She made great Caesar lay his sword to bed: He plough'd her, and she cropp'd.’ But however thin the sentiment, Corrigan gave it weight. Here as elsewhere, Voice and Text Coach Kate Godfrey would seem to have done her bit.

Three other characters had the lines to make an impact. Chief of these was the rather splendid, cockney-spoken Domitius Enobarbus (‘Bronzebeard’) of Andrew Woodall, an actor virtually new to the RSC, but clearly one they should hang on to. Shakespeare makes Enobarbus the sly but perceptive commentator in this play, who hangs on to reality: hovering somewhere between cynical Mercutio and Troilus and Cressida’s bitter Thersites. All of this Woodall captured in scene after scene, often enough alone onstage and well capable of commanding it. One misses seeing him seriously in arms (Fight Director: Kev McCurdy) since Pompey says approvingly to him ‘I have seen thee fight, When I have envied thy behaviour;’ to which he replies, honestly of course, ‘ I never loved you much; but I ha' praised ye, When you have well deserved ten times as much.’

Enobarbus, a former Brutus supporter, defects to Octavius at Actium – how well Shakespeare echoes his sources. By contrast, Byrne’s Antony shows his magnanimity  – Go, Eros, send his treasure after; do it; Detain no jot, I charge thee: write to him…gentle adieus and greetings; Say that I wish he never find more cause To change a master.’

This induces in Enobarbus a powerful solo scene of guilt and regret (‘And I an ass, am onion-eyed’): he sounds near the end as if he is on the verge of suicide (actually he died of a fever.)

Octavius and schoolteacher

Ben Allen as Octavius Caesar and Patrick Drury as Marcus Aemilius Lepidus

I liked David Burnett’s Sextus Pompeius. He looked more of a soldier (‘strong at sea’) and leader than Caesar or Antony, bestriding the stage with confidence (perhaps crucial in such parleys), and delivering his lines with equal assurance. His Marullus (the tribune) doubtless ignites the first scene of Julius Caesar. Here too, ‘The people love me, and the sea is mine; My powers are crescent, and my auguring hope Says it will come to the full.

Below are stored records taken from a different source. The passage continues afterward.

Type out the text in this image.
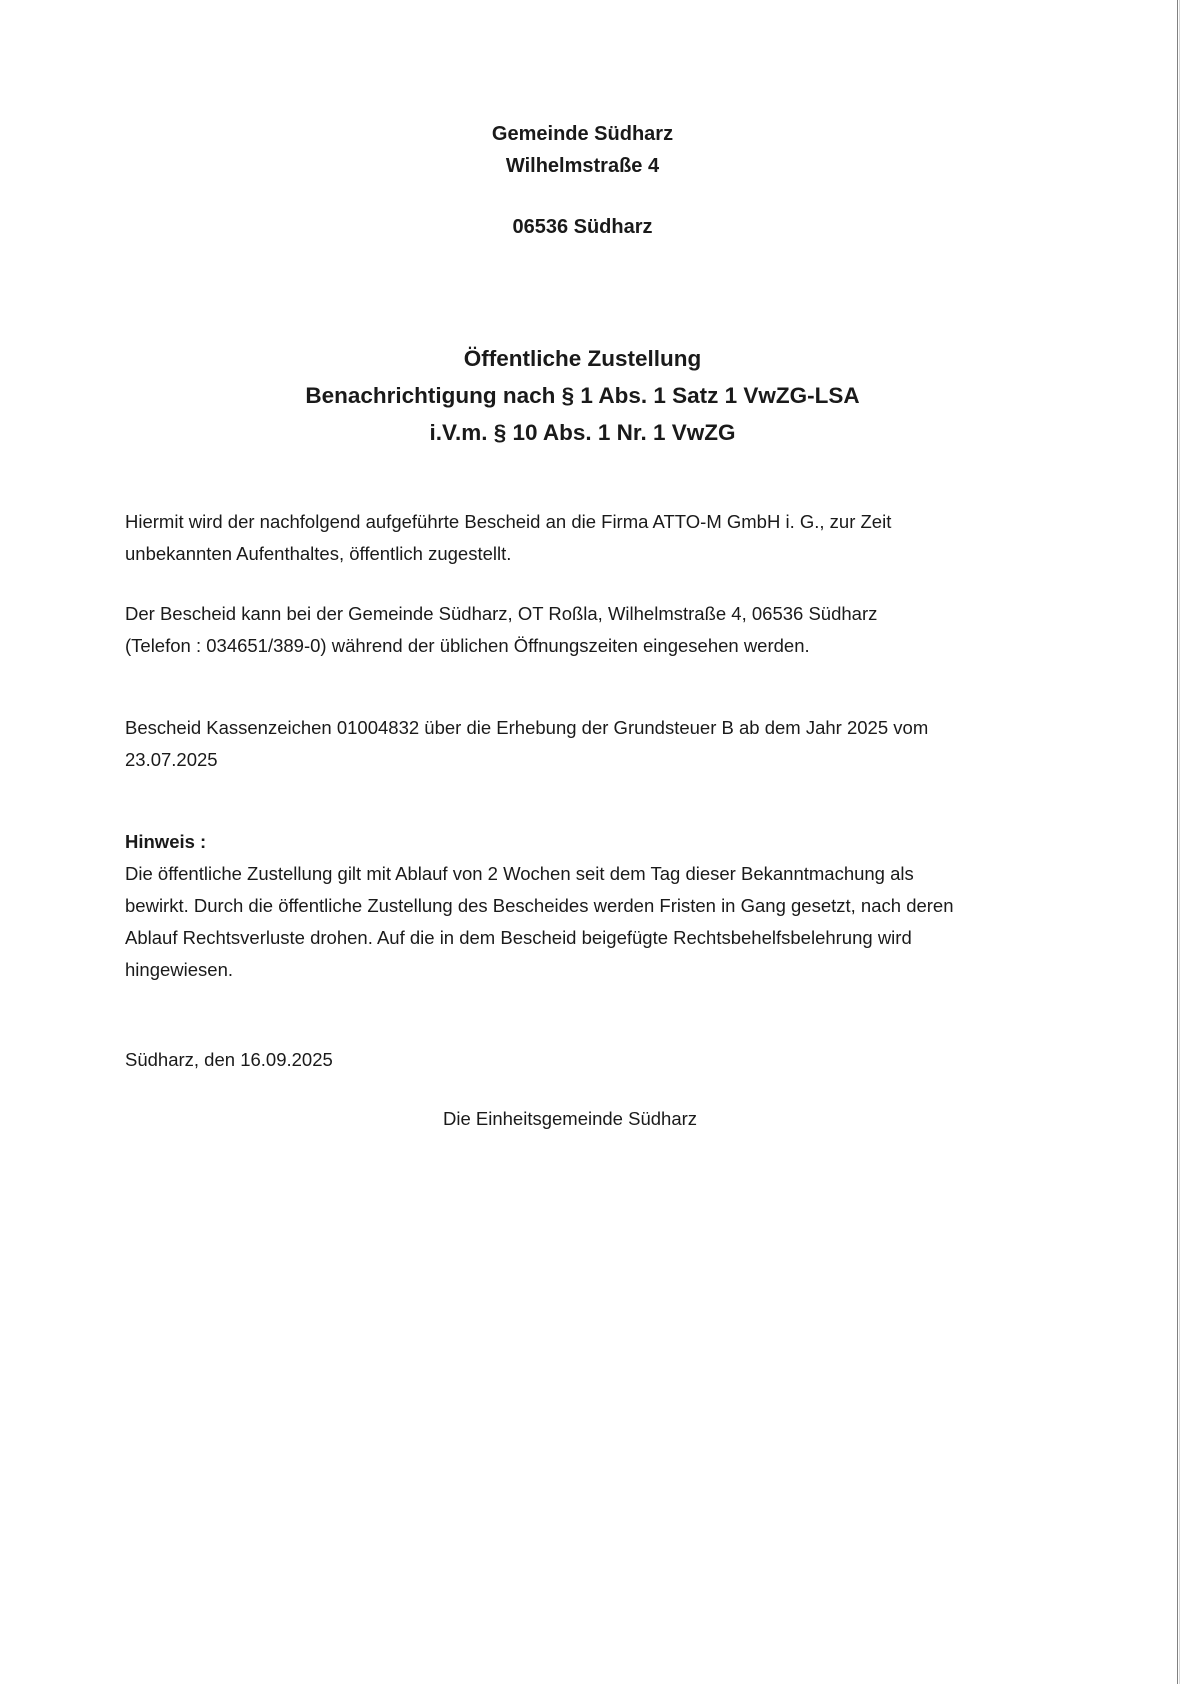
Gemeinde Südharz
Wilhelmstraße 4
06536 Südharz
Öffentliche Zustellung
Benachrichtigung nach § 1 Abs. 1 Satz 1 VwZG-LSA
i.V.m. § 10 Abs. 1 Nr. 1 VwZG
Hiermit wird der nachfolgend aufgeführte Bescheid an die Firma ATTO-M GmbH i. G., zur Zeit
unbekannten Aufenthaltes, öffentlich zugestellt.
Der Bescheid kann bei der Gemeinde Südharz, OT Roßla, Wilhelmstraße 4, 06536 Südharz
(Telefon : 034651/389-0) während der üblichen Öffnungszeiten eingesehen werden.
Bescheid Kassenzeichen 01004832 über die Erhebung der Grundsteuer B ab dem Jahr 2025 vom
23.07.2025
Hinweis :
Die öffentliche Zustellung gilt mit Ablauf von 2 Wochen seit dem Tag dieser Bekanntmachung als
bewirkt. Durch die öffentliche Zustellung des Bescheides werden Fristen in Gang gesetzt, nach deren
Ablauf Rechtsverluste drohen. Auf die in dem Bescheid beigefügte Rechtsbehelfsbelehrung wird
hingewiesen.
Südharz, den 16.09.2025
Die Einheitsgemeinde Südharz
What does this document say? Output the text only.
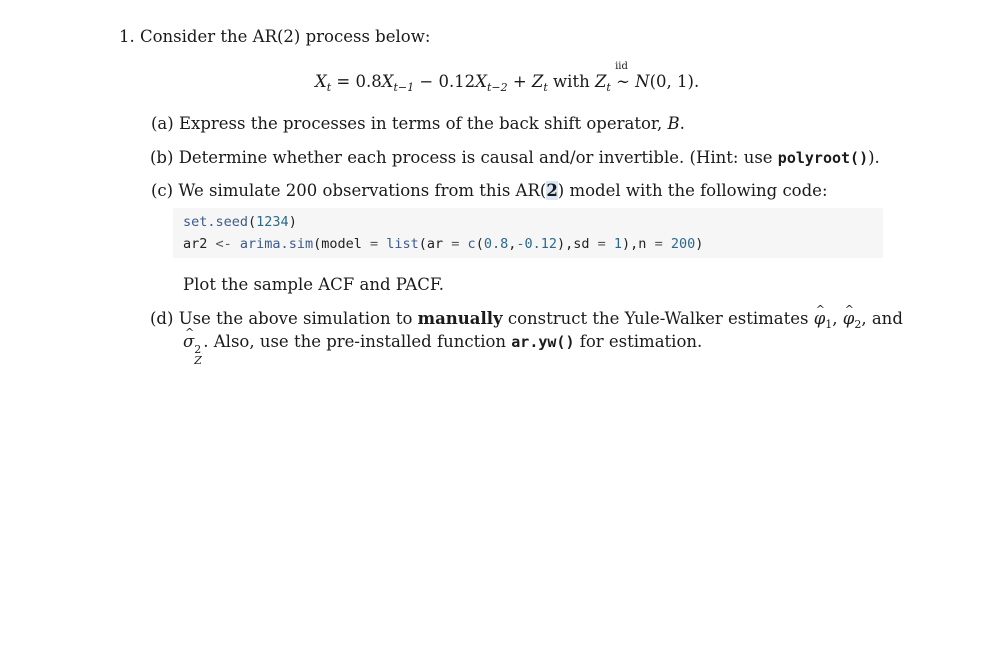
1. Consider the AR(2) process below:
$X_t = 0.8X_{t-1} - 0.12X_{t-2} + Z_t$ with $Z_t$
iid
∼ N(0, 1).
(a) Express the processes in terms of the back shift operator, B.
(b) Determine whether each process is causal and/or invertible. (Hint: use polyroot()).
(c) We simulate 200 observations from this AR(2) model with the following code:
set.seed(1234)
ar2 <- arima.sim(model = list(ar = c(0.8,-0.12),sd = 1),n = 200)
Plot the sample ACF and PACF.
(d) Use the above simulation to manually construct the Yule-Walker estimates ^ $\varphi_1$, ^ $\varphi_2$, and
^ σ 2
Z
. Also, use the pre-installed function ar.yw() for estimation.
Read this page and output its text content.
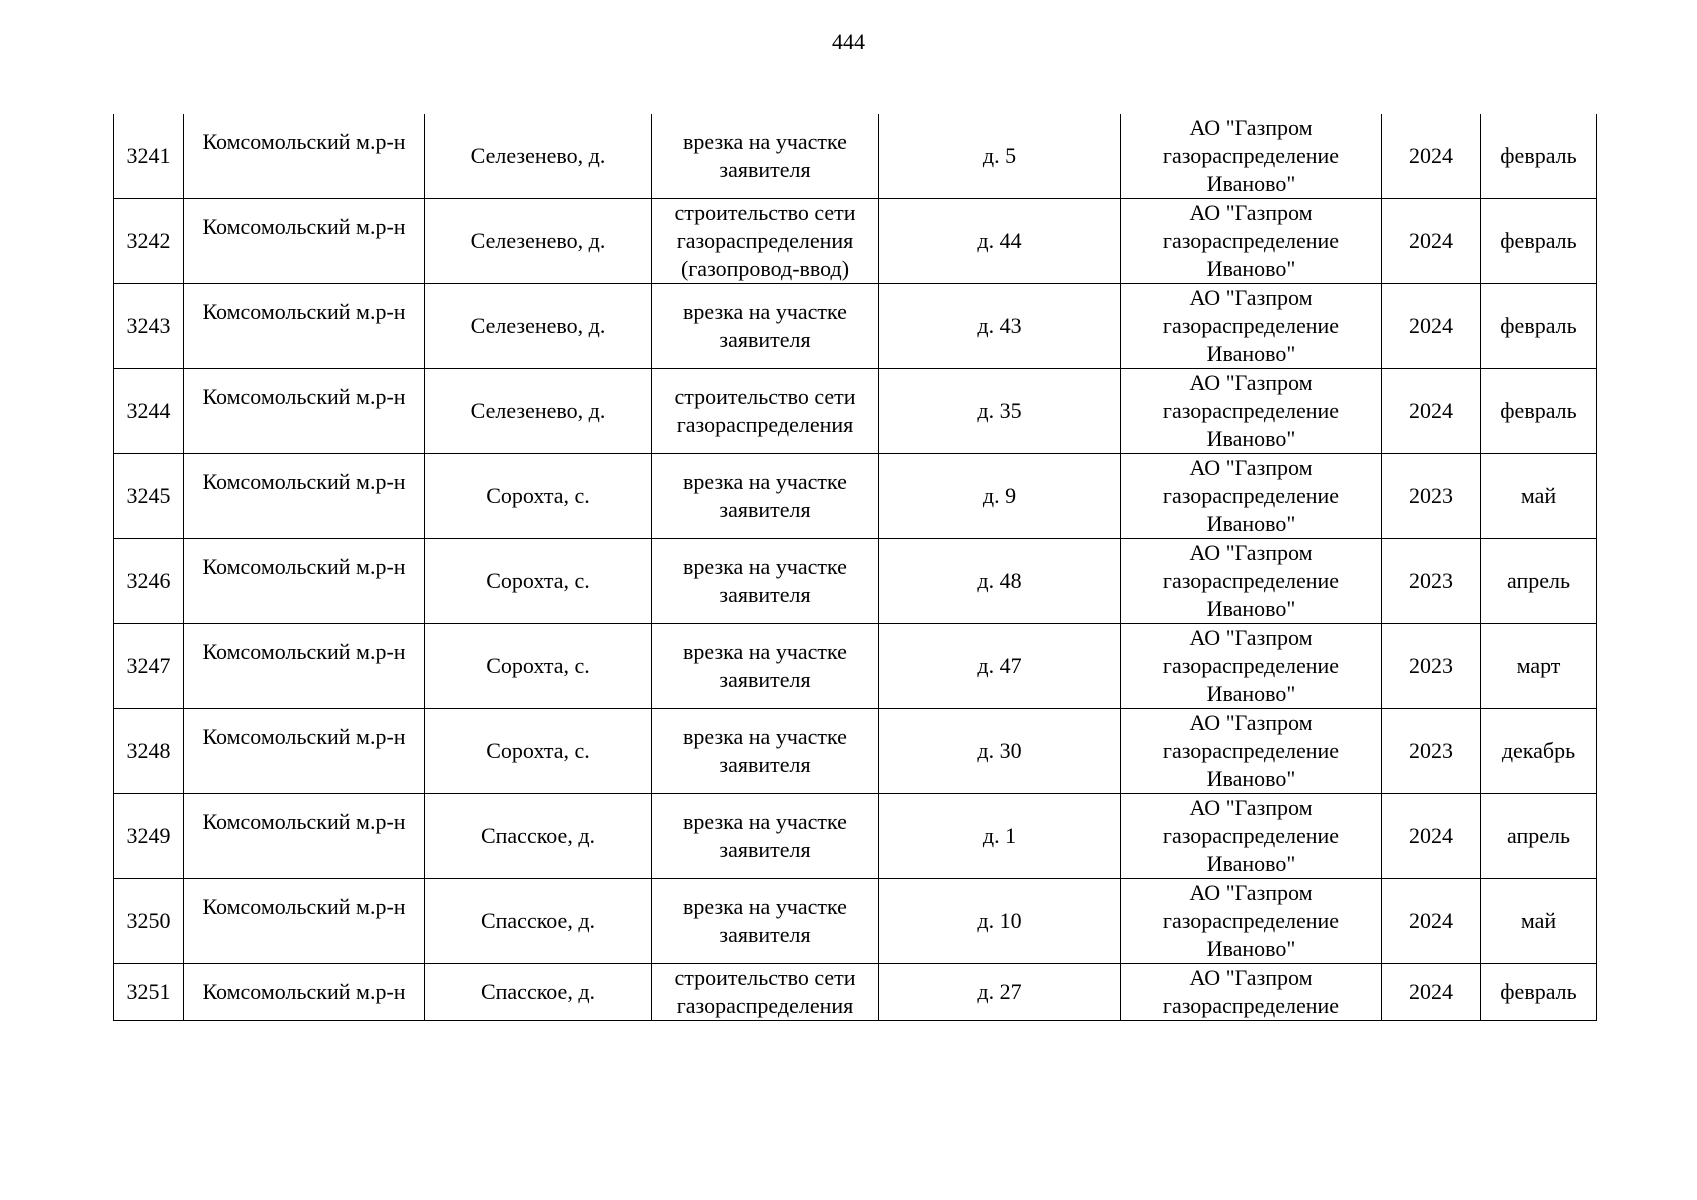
444
3241	Комсомольский м.р-н	Селезенево, д.	врезка на участке заявителя	д. 5	АО "Газпром
газораспределение
Иваново"	2024	февраль
3242	Комсомольский м.р-н	Селезенево, д.	строительство сети газораспределения (газопровод-ввод)	д. 44	АО "Газпром
газораспределение
Иваново"	2024	февраль
3243	Комсомольский м.р-н	Селезенево, д.	врезка на участке заявителя	д. 43	АО "Газпром
газораспределение
Иваново"	2024	февраль
3244	Комсомольский м.р-н	Селезенево, д.	строительство сети газораспределения	д. 35	АО "Газпром
газораспределение
Иваново"	2024	февраль
3245	Комсомольский м.р-н	Сорохта, с.	врезка на участке заявителя	д. 9	АО "Газпром
газораспределение
Иваново"	2023	май
3246	Комсомольский м.р-н	Сорохта, с.	врезка на участке заявителя	д. 48	АО "Газпром
газораспределение
Иваново"	2023	апрель
3247	Комсомольский м.р-н	Сорохта, с.	врезка на участке заявителя	д. 47	АО "Газпром
газораспределение
Иваново"	2023	март
3248	Комсомольский м.р-н	Сорохта, с.	врезка на участке заявителя	д. 30	АО "Газпром
газораспределение
Иваново"	2023	декабрь
3249	Комсомольский м.р-н	Спасское, д.	врезка на участке заявителя	д. 1	АО "Газпром
газораспределение
Иваново"	2024	апрель
3250	Комсомольский м.р-н	Спасское, д.	врезка на участке заявителя	д. 10	АО "Газпром
газораспределение
Иваново"	2024	май
3251	Комсомольский м.р-н	Спасское, д.	строительство сети газораспределения	д. 27	АО "Газпром
газораспределение	2024	февраль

He sneers at Lepidus and has limited time for the pampered Antony (‘I did not think This amorous surfeiter would have donn'd his helm For such a petty war.’ Sextus has several extended and pertinent speeches. His relation to and dealings with the triumvirs’ in fact provide a useful subplot. And he carries it off well - as did one of his followers, Menas (Paul Dodds), who served up several nice short cameos).

Patrick Drury’s Lepidus (Marcus Aemilius Lepidus) is the elder statesman and founder of the Second Triumvirate. In his upper fifties, he is a quarter of a century older than Octavius. Patrick Drury makes of him a complaisant character, as Shakespeare indeed presents him (Pompey: ‘Lepidus flatters both, Of both is flatter'd; but he neither loves, Nor either cares for him.’ In a way, he is a bit like the ‘Schoolmaster’, with whom he doubles later on.

His most prominent scene is when he gets seriously drunk at a largescale part and celebration (rather lively, colourful, cheerful and well-staged). One likes Lepidus, but can have little respect for him. His last appearance seems to end, rearstage, with his grisly execution. In fact, he lived around 20 years more, enough to witness a decade and a half of Octavian as the Emperor Augustus.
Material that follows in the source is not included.